Gluten and IgA nephropathy: you are what you eat? (1)
IgA derived from mesangial deposits is typically of the IgA1 isoform, polymeric, and poorly galactosylated in its hinge region compared with that found in healthy individuals’ serum. There has also been long-standing interest in the potential links between bowel disease and IgA nephropathy. Celiac disease and inflammatory bowel disease have been implicated as secondary causes of IgA nephropathy.
In mice, IgA deposition could be induced by the addition of exogenous antigens to the diet. Mice placed on the gluten- containing or gliadin-enriched diet displayed significantly greater IgA deposition compared with those on the gluten-free diet, with increased anti- gliadin IgA found in the serum and glomerular deposit eluates.
4% of patients with IgA nephropathy were found to have either previously or newly diagnosed celiac disease, compared with an estimated prevalence of 0.5–1% in the general population.

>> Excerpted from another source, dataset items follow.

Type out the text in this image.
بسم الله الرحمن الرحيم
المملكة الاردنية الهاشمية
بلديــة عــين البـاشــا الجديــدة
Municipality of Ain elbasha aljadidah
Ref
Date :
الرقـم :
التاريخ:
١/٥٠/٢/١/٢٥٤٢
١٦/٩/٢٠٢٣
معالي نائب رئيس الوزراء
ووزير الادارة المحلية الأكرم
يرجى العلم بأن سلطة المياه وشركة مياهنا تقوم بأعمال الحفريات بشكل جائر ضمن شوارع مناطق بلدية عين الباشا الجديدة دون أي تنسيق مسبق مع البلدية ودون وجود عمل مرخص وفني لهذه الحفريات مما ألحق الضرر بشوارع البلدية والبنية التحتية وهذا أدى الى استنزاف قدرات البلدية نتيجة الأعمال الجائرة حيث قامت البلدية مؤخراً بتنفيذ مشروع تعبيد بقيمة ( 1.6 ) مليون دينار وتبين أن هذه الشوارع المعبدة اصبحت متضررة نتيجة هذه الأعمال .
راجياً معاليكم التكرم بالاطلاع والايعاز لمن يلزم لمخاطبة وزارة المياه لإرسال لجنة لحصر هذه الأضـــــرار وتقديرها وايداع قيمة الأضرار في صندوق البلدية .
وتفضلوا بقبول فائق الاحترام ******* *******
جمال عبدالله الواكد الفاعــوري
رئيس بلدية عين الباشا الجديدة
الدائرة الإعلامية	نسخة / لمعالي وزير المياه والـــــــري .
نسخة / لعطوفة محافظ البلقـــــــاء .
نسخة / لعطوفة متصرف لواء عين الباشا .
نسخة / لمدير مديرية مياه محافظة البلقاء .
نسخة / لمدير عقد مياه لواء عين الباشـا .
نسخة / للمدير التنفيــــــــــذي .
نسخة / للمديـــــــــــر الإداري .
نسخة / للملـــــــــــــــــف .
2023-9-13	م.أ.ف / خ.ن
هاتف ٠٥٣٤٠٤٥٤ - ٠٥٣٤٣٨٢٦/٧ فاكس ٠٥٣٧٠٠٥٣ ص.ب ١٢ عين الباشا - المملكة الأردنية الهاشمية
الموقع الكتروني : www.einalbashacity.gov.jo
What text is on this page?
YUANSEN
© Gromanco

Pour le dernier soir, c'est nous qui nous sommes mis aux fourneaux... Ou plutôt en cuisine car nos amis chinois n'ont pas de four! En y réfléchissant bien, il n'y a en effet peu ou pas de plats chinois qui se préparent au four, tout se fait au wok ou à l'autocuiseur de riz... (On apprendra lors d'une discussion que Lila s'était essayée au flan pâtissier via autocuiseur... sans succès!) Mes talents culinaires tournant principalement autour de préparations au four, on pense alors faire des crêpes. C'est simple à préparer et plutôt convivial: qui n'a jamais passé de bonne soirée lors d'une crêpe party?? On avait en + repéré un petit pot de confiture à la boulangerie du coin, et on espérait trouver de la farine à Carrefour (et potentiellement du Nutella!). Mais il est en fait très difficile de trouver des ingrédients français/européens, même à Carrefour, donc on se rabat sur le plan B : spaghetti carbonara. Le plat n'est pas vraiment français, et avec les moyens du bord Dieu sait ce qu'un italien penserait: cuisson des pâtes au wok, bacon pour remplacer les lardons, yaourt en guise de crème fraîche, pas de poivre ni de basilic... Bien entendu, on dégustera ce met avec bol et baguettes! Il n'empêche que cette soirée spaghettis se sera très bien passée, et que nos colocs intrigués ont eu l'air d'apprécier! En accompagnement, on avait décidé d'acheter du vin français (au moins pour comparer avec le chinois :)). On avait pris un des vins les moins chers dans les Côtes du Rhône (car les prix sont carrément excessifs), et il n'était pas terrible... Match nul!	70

Anti-gliadin antibodies in patients with IgA nephropathy demonstrate remarkable variation, ranging from 3% to as high as 70% of cohorts studied, with differences previously attributed to assay methodology, small sample sizes, and different population groups.
An enhanced or exaggerated inflammatory response to gluten may drive this, leading to antigen access to the systemic circulation, driving production of the pathogenic poorly galactosylated form of IgA that then deposits in the mesangium.